Why do you need people to sell and champion a club as big as Leeds United?

For me, I think it’s a good thing to have former players around the ground on matchdays and working to represent the club.

In my opinion, the lads who spend time in the corporate and hospitality suites do a very good job.

You’ve got Paul Reaney, Norman Hunter, Mick Jones and plenty of others – guys who played for Leeds in (what most people would agree is) the best era the club ever had.

It’s important not to lose touch with those days.

And I think it adds value to the hospitality boxes to have high-profile, recognised faces mixing with the fans who pay an awful lot of money to use them.

It improves the experience.

That said, I won’t pretend that the club don’t need to make cuts.

It’s no secret that the losses at Elland Road are pretty big – far bigger than they should be for a Championship side – and there’s only one way to rein them in.

My hope is that whatever cuts are coming don’t affect the day-to-day workers at Elland Road – the guys in the commercial department and such like.

I’ve seen them operate for a good few years now and they do a bloody good job.

It’s not easy bringing in extra money to a football club, especially with the economy the way it is, but they all understand that revenue can’t just come from 23 home matches.

You’ve got to have cash flowing in from other sources.

As I see it, the big expense at Elland Road is the players’ wage bill.

It’s climbed higher and higher in the past 18 months and the league table tells you that the club aren’t getting value for money from it.

I touched on this in my column last week when I spoke about the excessive size of the squad and the number of players in it who earn good money while hardly kicking a ball.

I don’t blame them for that because contracts are contracts.

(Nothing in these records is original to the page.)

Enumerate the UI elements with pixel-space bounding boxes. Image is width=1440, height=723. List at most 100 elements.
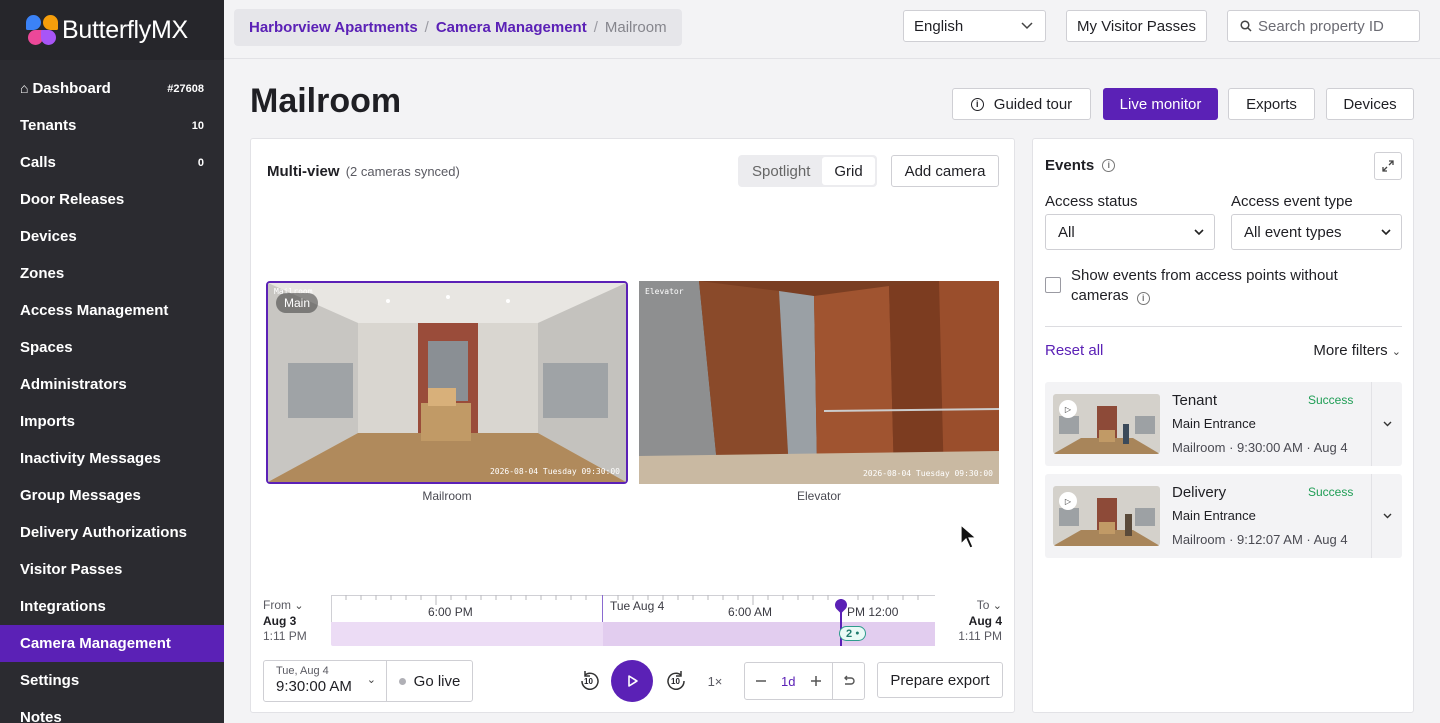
sidebar-item-label: Door Releases: [20, 191, 125, 208]
from-label: From: [263, 598, 291, 612]
butterfly-logo-icon: [26, 15, 58, 45]
chevron-down-icon: [1021, 22, 1033, 30]
timeline-from[interactable]: From ⌄ Aug 3 1:11 PM: [263, 598, 307, 644]
guided-tour-button[interactable]: i Guided tour: [952, 88, 1091, 120]
sidebar-item-door-releases[interactable]: Door Releases: [0, 181, 224, 218]
chevron-down-icon: ⌄: [1391, 346, 1401, 358]
recording-band-selected: [603, 622, 935, 646]
chevron-down-icon: [1381, 228, 1391, 235]
from-date: Aug 3: [263, 614, 297, 628]
sidebar-item-dashboard[interactable]: ⌂ Dashboard #27608: [0, 70, 224, 107]
sidebar-item-devices[interactable]: Devices: [0, 218, 224, 255]
timeline-track[interactable]: 6:00 PM Tue Aug 4 6:00 AM 12:00 PM 2 ●: [331, 595, 935, 647]
calls-count: 0: [197, 156, 204, 169]
language-value: English: [914, 17, 964, 35]
timeline-to[interactable]: To ⌄ Aug 4 1:11 PM: [958, 598, 1002, 644]
zoom-out-button[interactable]: [745, 663, 776, 699]
page-title: Mailroom: [250, 82, 402, 120]
devices-button[interactable]: Devices: [1326, 88, 1414, 120]
sidebar-item-delivery-authorizations[interactable]: Delivery Authorizations: [0, 514, 224, 551]
sidebar-item-zones[interactable]: Zones: [0, 255, 224, 292]
exports-button[interactable]: Exports: [1228, 88, 1315, 120]
camera-timestamp: 2026-08-04 Tuesday 09:30:00: [862, 469, 993, 478]
my-visitor-passes-button[interactable]: My Visitor Passes: [1066, 10, 1207, 42]
event-type-select[interactable]: All event types: [1231, 214, 1402, 250]
expand-event-button[interactable]: [1371, 382, 1402, 466]
sidebar-item-camera-management[interactable]: Camera Management: [0, 625, 224, 662]
main-camera-badge: Main: [276, 293, 319, 313]
sidebar-item-notes[interactable]: Notes: [0, 699, 224, 723]
event-type: Delivery: [1172, 484, 1227, 501]
datetime-picker[interactable]: Tue, Aug 4 9:30:00 AM ⌄: [263, 660, 387, 702]
home-icon: ⌂: [20, 80, 29, 96]
top-bar: Harborview Apartments / Camera Managemen…: [224, 0, 1440, 59]
expand-event-button[interactable]: [1371, 474, 1402, 558]
sidebar-item-label: Integrations: [20, 598, 106, 615]
expand-icon: [1382, 160, 1394, 172]
breadcrumb-camera-management-link[interactable]: Camera Management: [436, 19, 587, 36]
spotlight-mode-button[interactable]: Spotlight: [740, 157, 822, 185]
sidebar-item-imports[interactable]: Imports: [0, 403, 224, 440]
zoom-level: 1d: [781, 673, 796, 689]
play-icon: [628, 675, 638, 687]
plus-icon: [810, 676, 821, 686]
breadcrumb-separator: /: [424, 19, 429, 36]
playback-speed-button[interactable]: 1×: [703, 670, 727, 692]
event-thumbnail[interactable]: ▷: [1053, 486, 1160, 546]
breadcrumb: Harborview Apartments / Camera Managemen…: [234, 9, 682, 46]
skip-back-value: 10: [584, 677, 593, 686]
show-events-checkbox[interactable]: [1045, 277, 1061, 293]
access-status-select[interactable]: All: [1045, 214, 1215, 250]
event-cluster-badge[interactable]: 2 ●: [839, 626, 867, 641]
skip-back-10-button[interactable]: 10: [579, 670, 601, 692]
add-camera-button[interactable]: Add camera: [891, 155, 999, 187]
info-icon[interactable]: i: [1102, 159, 1116, 172]
camera-tile-mailroom[interactable]: Mailroom Main 2026-08-04 Tuesday 09:30:0…: [266, 281, 628, 484]
skip-forward-10-button[interactable]: 10: [665, 670, 687, 692]
expand-panel-button[interactable]: [1374, 152, 1402, 180]
timeline-tick-label: 6:00 PM: [428, 605, 473, 619]
info-icon[interactable]: i: [1136, 292, 1150, 305]
sidebar-item-administrators[interactable]: Administrators: [0, 366, 224, 403]
access-status-value: All: [1058, 223, 1075, 241]
reset-all-link[interactable]: Reset all: [1045, 342, 1103, 359]
play-button[interactable]: [611, 660, 653, 702]
zoom-in-button[interactable]: [800, 663, 831, 699]
reset-zoom-button[interactable]: [831, 663, 864, 699]
sidebar-item-access-management[interactable]: Access Management: [0, 292, 224, 329]
event-card[interactable]: ▷ Tenant Success Main Entrance Mailroom …: [1045, 382, 1402, 466]
elevator-video-frame: [639, 281, 999, 484]
sidebar-item-inactivity-messages[interactable]: Inactivity Messages: [0, 440, 224, 477]
prepare-export-button[interactable]: Prepare export: [877, 662, 1003, 698]
sidebar-item-group-messages[interactable]: Group Messages: [0, 477, 224, 514]
sidebar-item-calls[interactable]: Calls 0: [0, 144, 224, 181]
event-thumbnail[interactable]: ▷: [1053, 394, 1160, 454]
breadcrumb-separator: /: [593, 19, 598, 36]
grid-mode-button[interactable]: Grid: [822, 157, 875, 185]
event-location: Main Entrance: [1172, 508, 1256, 523]
sidebar-item-integrations[interactable]: Integrations: [0, 588, 224, 625]
breadcrumb-property-link[interactable]: Harborview Apartments: [249, 19, 418, 36]
search-input[interactable]: [1258, 17, 1408, 35]
sidebar-item-visitor-passes[interactable]: Visitor Passes: [0, 551, 224, 588]
sidebar-item-settings[interactable]: Settings: [0, 662, 224, 699]
brand-logo[interactable]: ButterflyMX: [0, 0, 224, 60]
more-filters-button[interactable]: More filters ⌄: [1313, 342, 1401, 359]
multi-view-panel: Multi-view (2 cameras synced) Spotlight …: [250, 138, 1015, 713]
access-status-label: Access status: [1045, 193, 1138, 210]
timeline-day-label: Tue Aug 4: [610, 599, 665, 613]
go-live-button[interactable]: Go live: [386, 660, 473, 702]
guided-tour-label: Guided tour: [993, 95, 1073, 113]
sidebar-item-spaces[interactable]: Spaces: [0, 329, 224, 366]
camera-tile-elevator[interactable]: Elevator 2026-08-04 Tuesday 09:30:00: [639, 281, 999, 484]
language-select[interactable]: English: [903, 10, 1046, 42]
event-card[interactable]: ▷ Delivery Success Main Entrance Mailroo…: [1045, 474, 1402, 558]
play-icon: ▷: [1059, 492, 1077, 510]
sidebar-item-tenants[interactable]: Tenants 10: [0, 107, 224, 144]
event-status-badge: Success: [1308, 485, 1354, 499]
datetime-date: Tue, Aug 4: [276, 665, 329, 677]
timeline-tick-label: 6:00 AM: [728, 605, 773, 619]
sidebar-item-label: Spaces: [20, 339, 73, 356]
chevron-down-icon: ⌄: [992, 600, 1002, 612]
live-monitor-button[interactable]: Live monitor: [1103, 88, 1218, 120]
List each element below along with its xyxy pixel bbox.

But the crucial thing for a club losing money is that they don’t waste funds on nothing.

People either like Ken Bates or they don’t but I still maintain that he made the club stable.

Many fans would probably say that things moved forward too slowly under him but compared to him, the time with GFH in charge was a total disaster.

The trouble with the bank was that it bought Leeds to sell Leeds.

It didn’t buy the club to make a success of things on the pitch or to really take it forward.

That, I hope, is the difference with Cellino. I do think football matters to him and I believe that he wants Leeds to be a real success.

He has my support and he really deserves everyone’s while he tries to get things in order.

He’s going to make changes without a doubt and if I’m one of them then that’s his prerogative and his decision. If you pay big money for a club – which he has – then you earn the right to do as you please.

This is about what’s good for Leeds United at the end of the day, not what’s good for me or any other individual.

But for now I’ll carry on with my work.